Hasil penelitian menunjukkan bahwa guru kelas di SLB AL-Hidayah


telah melakukan beberapa upaya dalam rangka meningkatkan kemampuan
interaksi sosial anak tunarungu di kelasnya. Upaya yang dilakukan oleh guru
kelas yaitu melibatkan anak tunarungu dalam KBM serta senantiasa
memberikan pujian dan motivasi.
Hal ini sejalan dengan pendapat Sunardi dan Sunaryo (2007: 277) bahwa
menekankan pentingnya kasih sayang dan kepercayaan dalam pembelajaran
dan belajar, mendorong anak untuk bersikap terbuka dan dilakukan melalui
penciptaan iklim yang tidak otoriter. Selain itu guru kelas juga memberikan
arahan pada sesama anak-anak tuna rungu agar dapat berteman dengan baik.
Hal ini juga sangat berpengaruh DE . Lingkungan yang dibangun oleh guru
dan siswa sangat mempengaruhi kemampuan interaksi sosial tunarungu.
Agar siswa dapat berinteraksi dengan baik maka siswa memerlukan
dukungan dari lingkungannya (Tutik Faricha: 2008).
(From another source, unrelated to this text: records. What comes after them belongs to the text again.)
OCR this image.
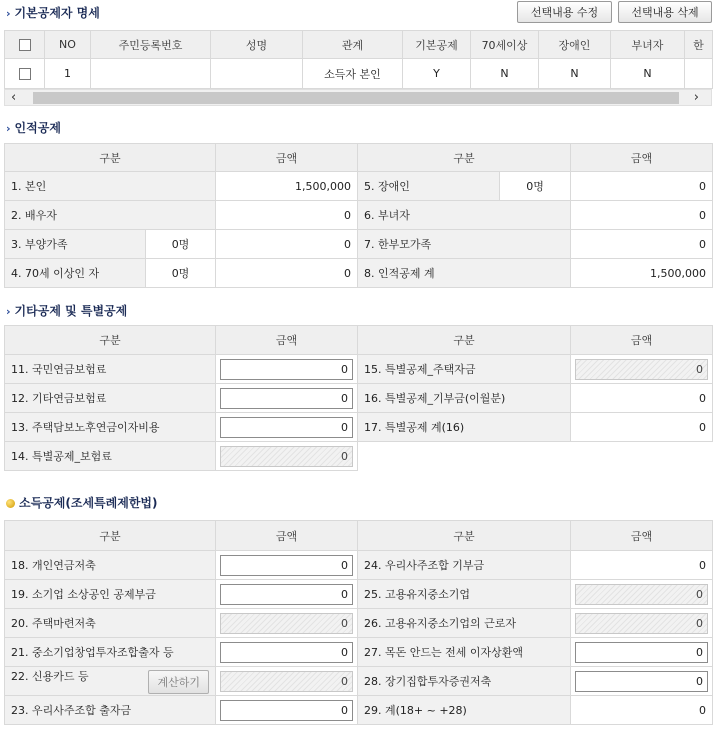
› 기본공제자 명세	선택내용 수정	선택내용 삭제
	NO	주민등록번호	성명	관계	기본공제	70세이상	장애인	부녀자	한
	1			소득자 본인	Y	N	N	N	
‹	›
› 인적공제
구분		금액	구분		금액
1. 본인		1,500,000	5. 장애인	0명	0
2. 배우자		0	6. 부녀자		0
3. 부양가족	0명	0	7. 한부모가족		0
4. 70세 이상인 자	0명	0	8. 인적공제 계		1,500,000
› 기타공제 및 특별공제
구분	금액	구분	금액
11. 국민연금보험료	0	15. 특별공제_주택자금	0

12. 기타연금보험료	0	16. 특별공제_기부금(이월분)	0
13. 주택담보노후연금이자비용	0	17. 특별공제 계(16)	0
14. 특별공제_보험료	0		

소득공제(조세특례제한법)
구분	금액	구분	금액
18. 개인연금저축	0	24. 우리사주조합 기부금	0
19. 소기업 소상공인 공제부금	0	25. 고용유지중소기업	0

20. 주택마련저축	0	26. 고용유지중소기업의 근로자	0

21. 중소기업창업투자조합출자 등	0	27. 목돈 안드는 전세 이자상환액	0

22. 신용카드 등 계산하기	0	28. 장기집합투자증권저축	0

23. 우리사주조합 출자금	0	29. 계(18+ ~ +28)	0
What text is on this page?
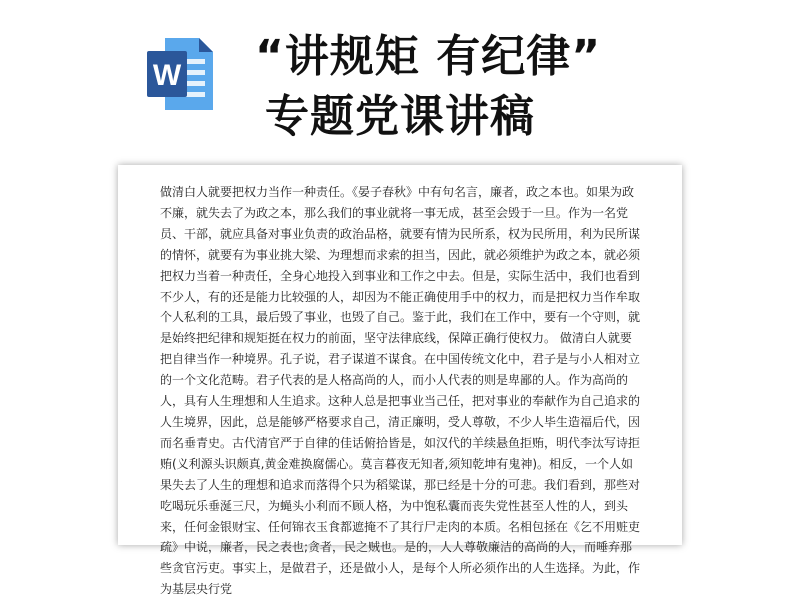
W “讲规矩 有纪律”
专题党课讲稿

做清白人就要把权力当作一种责任。《晏子春秋》中有句名言，廉者，政之本也。如果为政不廉，就失去了为政之本，那么我们的事业就将一事无成，甚至会毁于一旦。作为一名党员、干部，就应具备对事业负责的政治品格，就要有情为民所系，权为民所用，利为民所谋的情怀，就要有为事业挑大梁、为理想而求索的担当，因此，就必须维护为政之本，就必须把权力当着一种责任，全身心地投入到事业和工作之中去。但是，实际生活中，我们也看到不少人，有的还是能力比较强的人，却因为不能正确使用手中的权力，而是把权力当作牟取个人私利的工具，最后毁了事业，也毁了自己。鉴于此，我们在工作中，要有一个守则，就是始终把纪律和规矩挺在权力的前面，坚守法律底线，保障正确行使权力。 做清白人就要把自律当作一种境界。孔子说，君子谋道不谋食。在中国传统文化中，君子是与小人相对立的一个文化范畴。君子代表的是人格高尚的人，而小人代表的则是卑鄙的人。作为高尚的人，具有人生理想和人生追求。这种人总是把事业当己任，把对事业的奉献作为自己追求的人生境界，因此，总是能够严格要求自己，清正廉明，受人尊敬，不少人毕生造福后代，因而名垂青史。古代清官严于自律的佳话俯拾皆是，如汉代的羊续悬鱼拒贿，明代李汰写诗拒贿(义利源头识颇真,黄金难换腐儒心。莫言暮夜无知者,须知乾坤有鬼神)。相反，一个人如果失去了人生的理想和追求而落得个只为稻粱谋，那已经是十分的可悲。我们看到，那些对吃喝玩乐垂涎三尺，为蝇头小利而不顾人格，为中饱私囊而丧失党性甚至人性的人，到头来，任何金银财宝、任何锦衣玉食都遮掩不了其行尸走肉的本质。名相包拯在《乞不用赃吏疏》中说，廉者，民之表也;贪者，民之贼也。是的，人人尊敬廉洁的高尚的人，而唾弃那些贪官污吏。事实上，是做君子，还是做小人，是每个人所必须作出的人生选择。为此，作为基层央行党
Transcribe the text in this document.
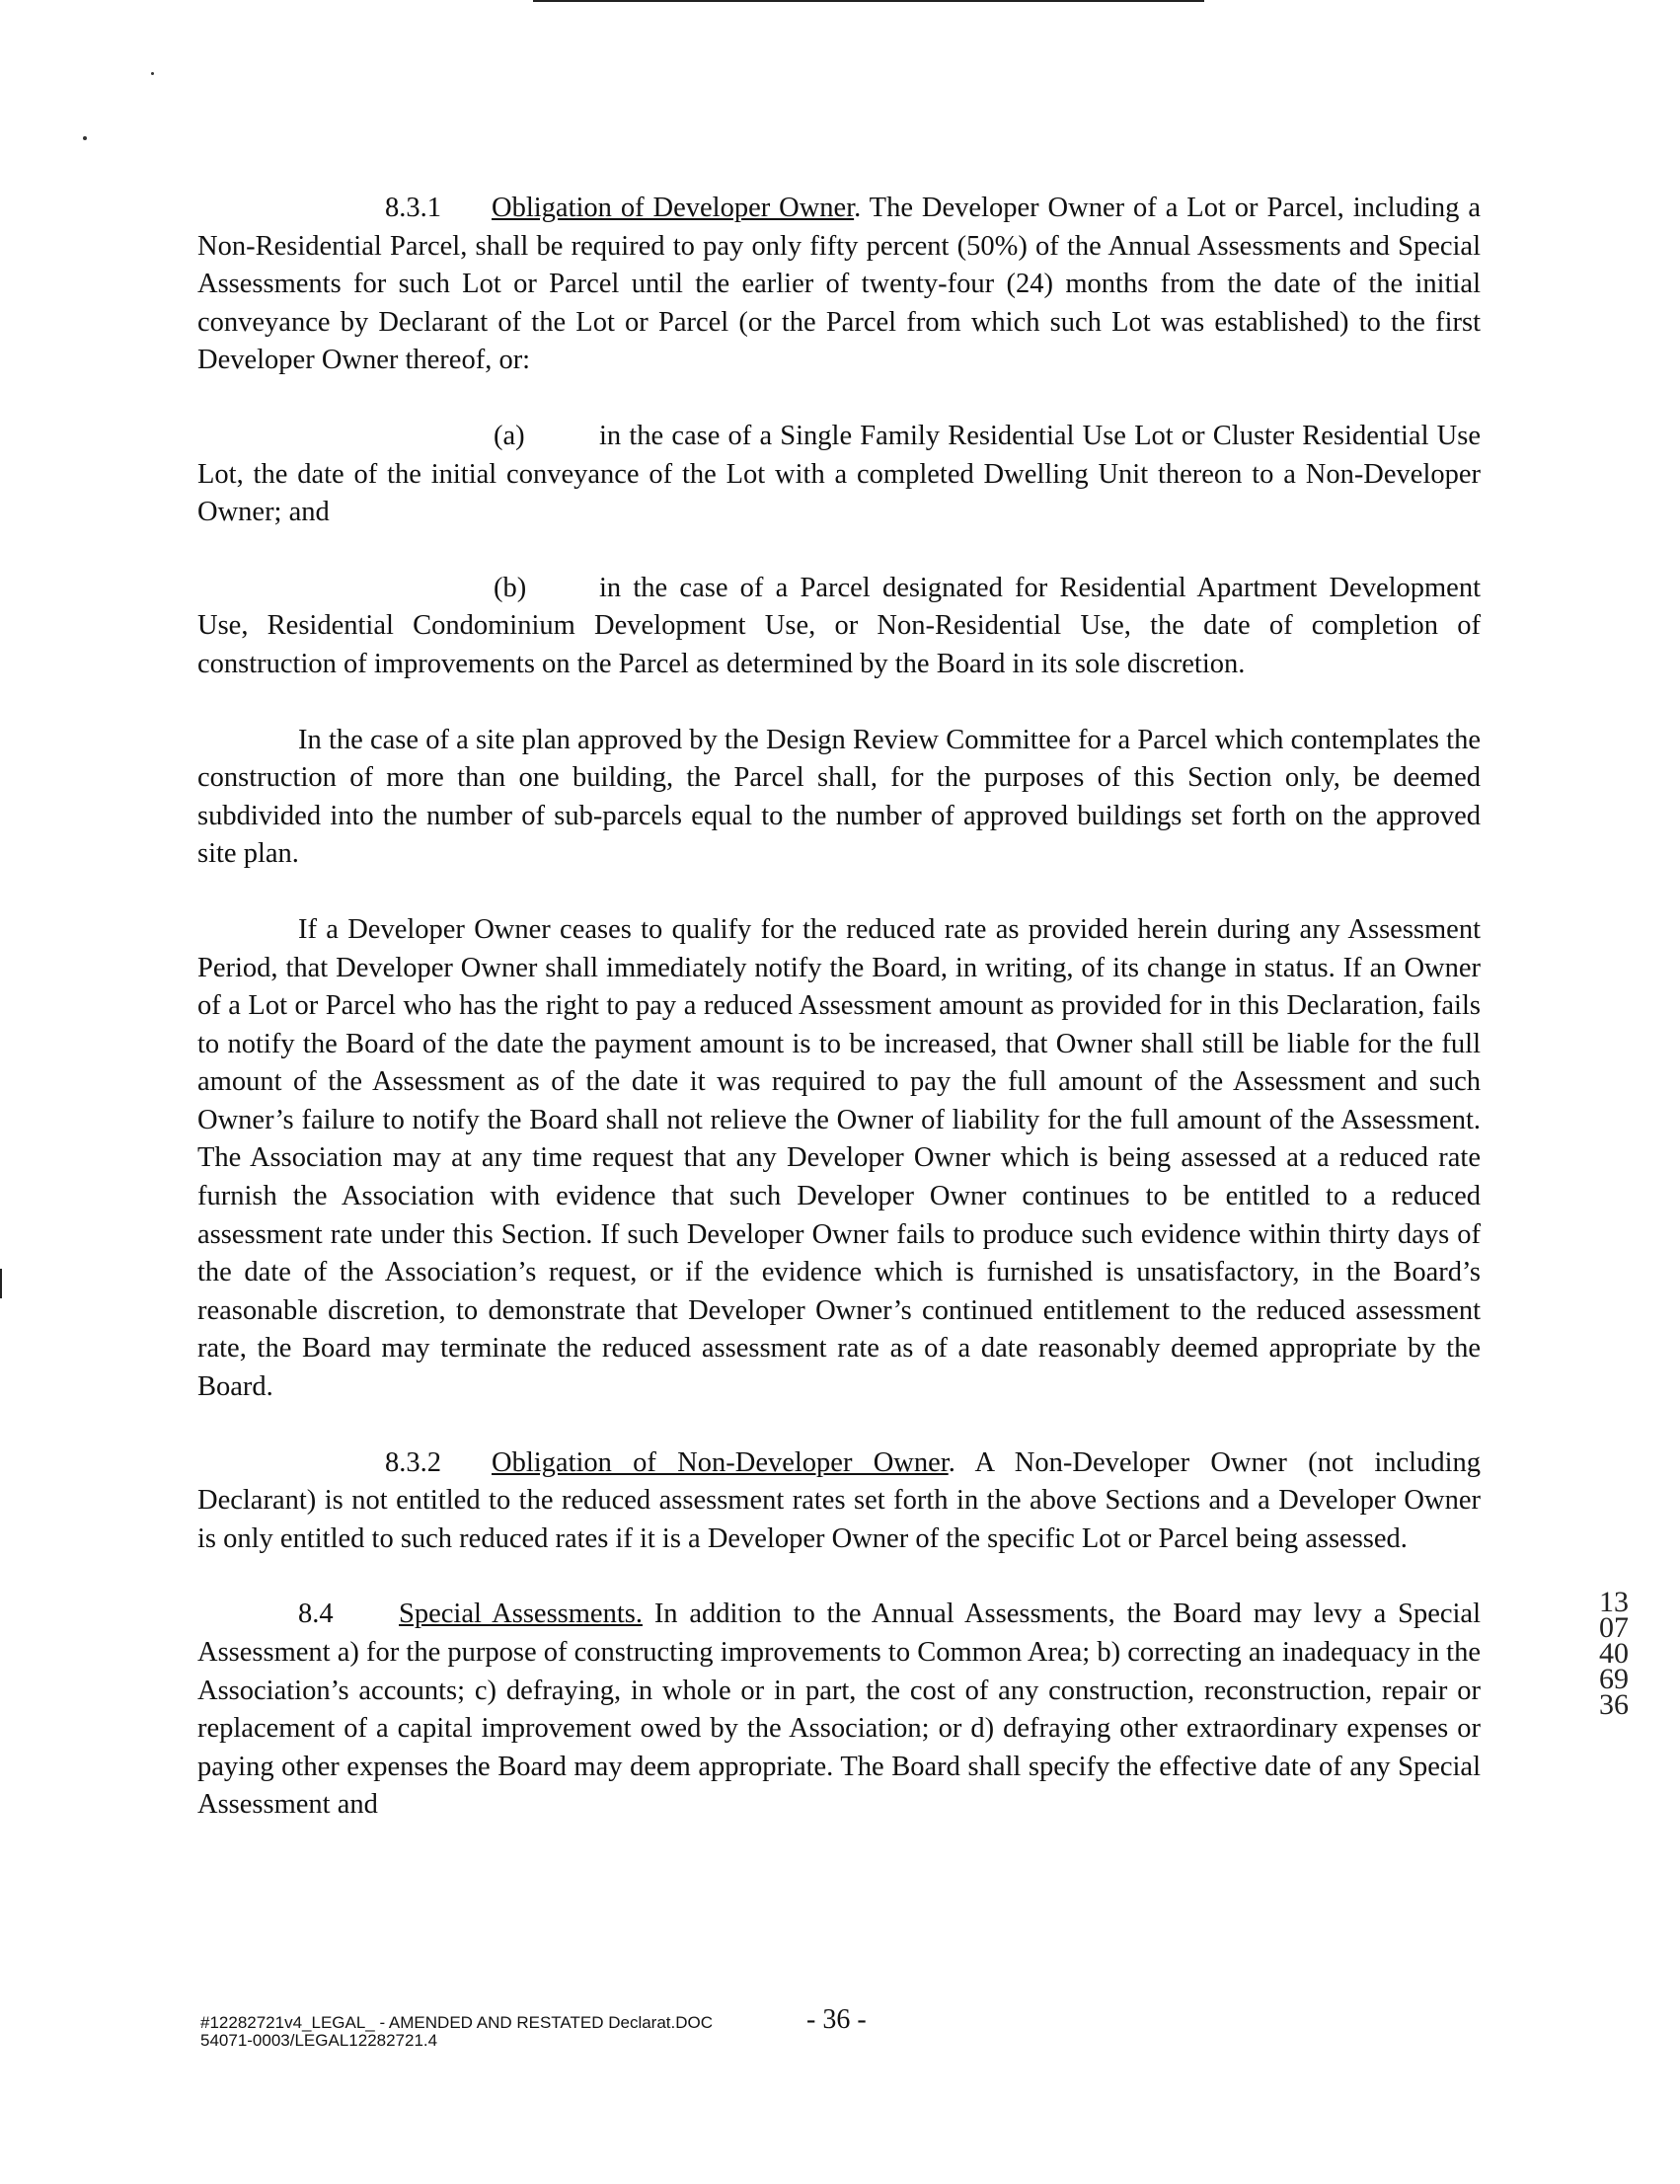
8.3.1 Obligation of Developer Owner. The Developer Owner of a Lot or Parcel, including a Non-Residential Parcel, shall be required to pay only fifty percent (50%) of the Annual Assessments and Special Assessments for such Lot or Parcel until the earlier of twenty-four (24) months from the date of the initial conveyance by Declarant of the Lot or Parcel (or the Parcel from which such Lot was established) to the first Developer Owner thereof, or:

(a)	in the case of a Single Family Residential Use Lot or Cluster Residential Use Lot, the date of the initial conveyance of the Lot with a completed Dwelling Unit thereon to a Non-Developer Owner; and

(b)	in the case of a Parcel designated for Residential Apartment Development Use, Residential Condominium Development Use, or Non-Residential Use, the date of completion of construction of improvements on the Parcel as determined by the Board in its sole discretion.

In the case of a site plan approved by the Design Review Committee for a Parcel which contemplates the construction of more than one building, the Parcel shall, for the purposes of this Section only, be deemed subdivided into the number of sub-parcels equal to the number of approved buildings set forth on the approved site plan.

If a Developer Owner ceases to qualify for the reduced rate as provided herein during any Assessment Period, that Developer Owner shall immediately notify the Board, in writing, of its change in status. If an Owner of a Lot or Parcel who has the right to pay a reduced Assessment amount as provided for in this Declaration, fails to notify the Board of the date the payment amount is to be increased, that Owner shall still be liable for the full amount of the Assessment as of the date it was required to pay the full amount of the Assessment and such Owner’s failure to notify the Board shall not relieve the Owner of liability for the full amount of the Assessment. The Association may at any time request that any Developer Owner which is being assessed at a reduced rate furnish the Association with evidence that such Developer Owner continues to be entitled to a reduced assessment rate under this Section. If such Developer Owner fails to produce such evidence within thirty days of the date of the Association’s request, or if the evidence which is furnished is unsatisfactory, in the Board’s reasonable discretion, to demonstrate that Developer Owner’s continued entitlement to the reduced assessment rate, the Board may terminate the reduced assessment rate as of a date reasonably deemed appropriate by the Board.

8.3.2 Obligation of Non-Developer Owner. A Non-Developer Owner (not including Declarant) is not entitled to the reduced assessment rates set forth in the above Sections and a Developer Owner is only entitled to such reduced rates if it is a Developer Owner of the specific Lot or Parcel being assessed.

8.4 Special Assessments. In addition to the Annual Assessments, the Board may levy a Special Assessment a) for the purpose of constructing improvements to Common Area; b) correcting an inadequacy in the Association’s accounts; c) defraying, in whole or in part, the cost of any construction, reconstruction, repair or replacement of a capital improvement owed by the Association; or d) defraying other extraordinary expenses or paying other expenses the Board may deem appropriate. The Board shall specify the effective date of any Special Assessment and

1307406936
#12282721v4_LEGAL_ - AMENDED AND RESTATED Declarat.DOC
54071-0003/LEGAL12282721.4
- 36 -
Lingkungan psikososial yang dikembangkan secara positif dapat
membantu anak tunarungu merasa lebih nyaman dan percaya diri untuk
melaksanakan proses interaksi sosial dengan teman-temannya.
Jadi dapat disimpulkan upaya guru di SLB AL-Hidayah untuk
meningkatkan kemampuan interaksi sosial anak tunarungu yaitu melibatkan
anak tunarungu dalam KBM, senantiasa memberikan pujian dan motivasi
kepada anak tunarungu, memberikan arahan pada sesama anak-anak tuna
rungu agar dapat berteman dengan baik.